Sketch group Geins Family Giftshop from Manchester returns to the fringes with their first full hour, fresh from a triumph at London Sketchfest 2014. It’s an impressive debut, packed with delicious purility, commendable invention and impeccable timing. The show begins with a piece of beautifully choreographed obscenity. It sets the tone for the coming comedy, and from then on things only get better, from rude dancing to smart, stripped-down skits that bleed into each other without a chance to breathe.
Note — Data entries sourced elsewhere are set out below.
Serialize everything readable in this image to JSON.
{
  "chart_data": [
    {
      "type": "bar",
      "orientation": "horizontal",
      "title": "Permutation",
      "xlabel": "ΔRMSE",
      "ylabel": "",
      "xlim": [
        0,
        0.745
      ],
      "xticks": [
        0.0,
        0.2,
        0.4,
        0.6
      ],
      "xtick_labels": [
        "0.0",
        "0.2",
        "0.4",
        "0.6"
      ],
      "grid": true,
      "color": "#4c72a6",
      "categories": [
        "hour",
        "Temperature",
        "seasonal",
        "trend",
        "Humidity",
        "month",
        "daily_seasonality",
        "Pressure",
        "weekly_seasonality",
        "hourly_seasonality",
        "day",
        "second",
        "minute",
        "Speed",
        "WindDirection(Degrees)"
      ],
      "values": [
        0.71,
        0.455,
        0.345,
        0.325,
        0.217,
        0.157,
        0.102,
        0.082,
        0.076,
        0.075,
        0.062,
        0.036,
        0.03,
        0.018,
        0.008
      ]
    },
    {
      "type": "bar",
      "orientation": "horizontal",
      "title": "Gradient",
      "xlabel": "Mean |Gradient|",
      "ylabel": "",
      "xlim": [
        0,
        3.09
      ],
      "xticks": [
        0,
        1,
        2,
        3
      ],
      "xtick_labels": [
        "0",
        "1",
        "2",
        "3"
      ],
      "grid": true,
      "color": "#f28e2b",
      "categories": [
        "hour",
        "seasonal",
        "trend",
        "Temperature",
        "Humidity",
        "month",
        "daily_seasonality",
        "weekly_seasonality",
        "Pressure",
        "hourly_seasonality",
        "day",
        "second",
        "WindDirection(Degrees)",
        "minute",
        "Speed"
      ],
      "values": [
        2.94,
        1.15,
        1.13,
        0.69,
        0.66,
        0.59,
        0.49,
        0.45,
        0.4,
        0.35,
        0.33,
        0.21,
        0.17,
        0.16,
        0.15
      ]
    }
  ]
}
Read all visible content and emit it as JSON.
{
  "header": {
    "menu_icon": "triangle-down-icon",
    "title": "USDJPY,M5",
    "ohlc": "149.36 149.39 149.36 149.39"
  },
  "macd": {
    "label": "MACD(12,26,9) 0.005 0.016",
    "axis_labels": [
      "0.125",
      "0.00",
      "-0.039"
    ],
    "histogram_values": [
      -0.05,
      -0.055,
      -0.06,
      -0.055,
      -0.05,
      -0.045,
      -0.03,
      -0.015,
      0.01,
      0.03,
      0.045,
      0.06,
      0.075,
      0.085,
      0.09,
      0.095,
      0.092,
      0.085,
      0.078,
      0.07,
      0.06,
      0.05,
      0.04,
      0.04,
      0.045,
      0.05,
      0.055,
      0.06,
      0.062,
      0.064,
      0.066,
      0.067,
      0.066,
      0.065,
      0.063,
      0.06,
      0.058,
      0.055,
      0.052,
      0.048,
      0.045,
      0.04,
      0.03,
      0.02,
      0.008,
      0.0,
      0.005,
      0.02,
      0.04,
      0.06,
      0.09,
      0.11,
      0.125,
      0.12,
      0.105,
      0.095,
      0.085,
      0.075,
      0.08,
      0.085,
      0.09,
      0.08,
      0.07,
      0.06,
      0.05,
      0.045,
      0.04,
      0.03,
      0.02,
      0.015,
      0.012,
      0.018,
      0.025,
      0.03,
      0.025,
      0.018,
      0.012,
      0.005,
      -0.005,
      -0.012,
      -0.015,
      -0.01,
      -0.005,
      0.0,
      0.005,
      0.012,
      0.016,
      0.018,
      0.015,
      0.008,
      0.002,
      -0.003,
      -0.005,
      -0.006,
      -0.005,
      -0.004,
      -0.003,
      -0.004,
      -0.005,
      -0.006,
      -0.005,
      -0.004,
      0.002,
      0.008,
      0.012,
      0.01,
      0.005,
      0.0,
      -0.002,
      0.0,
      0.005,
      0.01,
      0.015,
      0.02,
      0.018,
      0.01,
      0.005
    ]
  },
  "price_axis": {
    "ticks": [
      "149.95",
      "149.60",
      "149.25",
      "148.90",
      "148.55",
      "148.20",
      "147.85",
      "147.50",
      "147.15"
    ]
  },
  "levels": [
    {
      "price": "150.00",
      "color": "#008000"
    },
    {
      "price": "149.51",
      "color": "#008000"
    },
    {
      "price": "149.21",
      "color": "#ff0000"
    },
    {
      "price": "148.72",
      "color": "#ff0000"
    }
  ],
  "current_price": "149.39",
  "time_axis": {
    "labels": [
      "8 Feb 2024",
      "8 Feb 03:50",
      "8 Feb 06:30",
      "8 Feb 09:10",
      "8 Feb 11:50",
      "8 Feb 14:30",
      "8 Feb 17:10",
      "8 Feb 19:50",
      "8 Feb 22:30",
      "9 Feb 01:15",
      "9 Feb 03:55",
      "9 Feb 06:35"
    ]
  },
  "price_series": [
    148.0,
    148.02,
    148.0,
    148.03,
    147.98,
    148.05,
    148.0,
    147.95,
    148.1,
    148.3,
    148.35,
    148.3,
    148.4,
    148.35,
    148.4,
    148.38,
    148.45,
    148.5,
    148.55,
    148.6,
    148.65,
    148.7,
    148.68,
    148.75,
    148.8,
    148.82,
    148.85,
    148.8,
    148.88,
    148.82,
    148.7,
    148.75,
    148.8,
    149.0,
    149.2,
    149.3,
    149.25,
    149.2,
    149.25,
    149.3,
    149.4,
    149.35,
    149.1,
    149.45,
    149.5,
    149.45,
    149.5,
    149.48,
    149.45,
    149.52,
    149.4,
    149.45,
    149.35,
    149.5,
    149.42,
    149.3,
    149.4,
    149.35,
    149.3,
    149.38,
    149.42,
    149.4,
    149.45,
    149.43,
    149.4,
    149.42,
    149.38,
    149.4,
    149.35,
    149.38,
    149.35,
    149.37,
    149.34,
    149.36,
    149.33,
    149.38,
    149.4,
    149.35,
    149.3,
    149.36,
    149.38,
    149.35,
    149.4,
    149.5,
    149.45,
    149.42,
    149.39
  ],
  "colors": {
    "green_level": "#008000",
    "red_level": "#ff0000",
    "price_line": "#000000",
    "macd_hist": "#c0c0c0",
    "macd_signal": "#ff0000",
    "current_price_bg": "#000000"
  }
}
The three bounce off like nothing else.
Ed Easton is a natural clown, energetic and hysterical, capable of nailing the Coogan-esque kind of stuttering awkwardness in any fight. James Meehan is a dominant presence with razor-sharp timing and a clear sense of humour. When not on stage, they are directed by director and co-writer Kiri Pritchard McLean.
I hesitate to use the word “dark” because I have seen other reports from the group that the visit was uncomfortable and repulsive in some places, but it was done with an eye on the punchlines, jokes and physical set pieces. Otherwise, the atmosphere offered room for comedy. It was a process to get laughs.
On paper, the “Coffee” sketch looks like a basic, unspectacular concept, but is saved by Meehan’s joy in the interaction and the handover. One item falls away, but I’ll save it for later.
Hughes’s finest moments come when they compete one after another, two after another, in their sharp-tongued exchanges of words. Easton is brilliant to watch as he moves, shuffles and fluffs like a raging clown.
Hughes refers to the rawness on offer, saying: “It’s sperm in a bumper. You can’t fool an audience on stage, “but we know it’s more.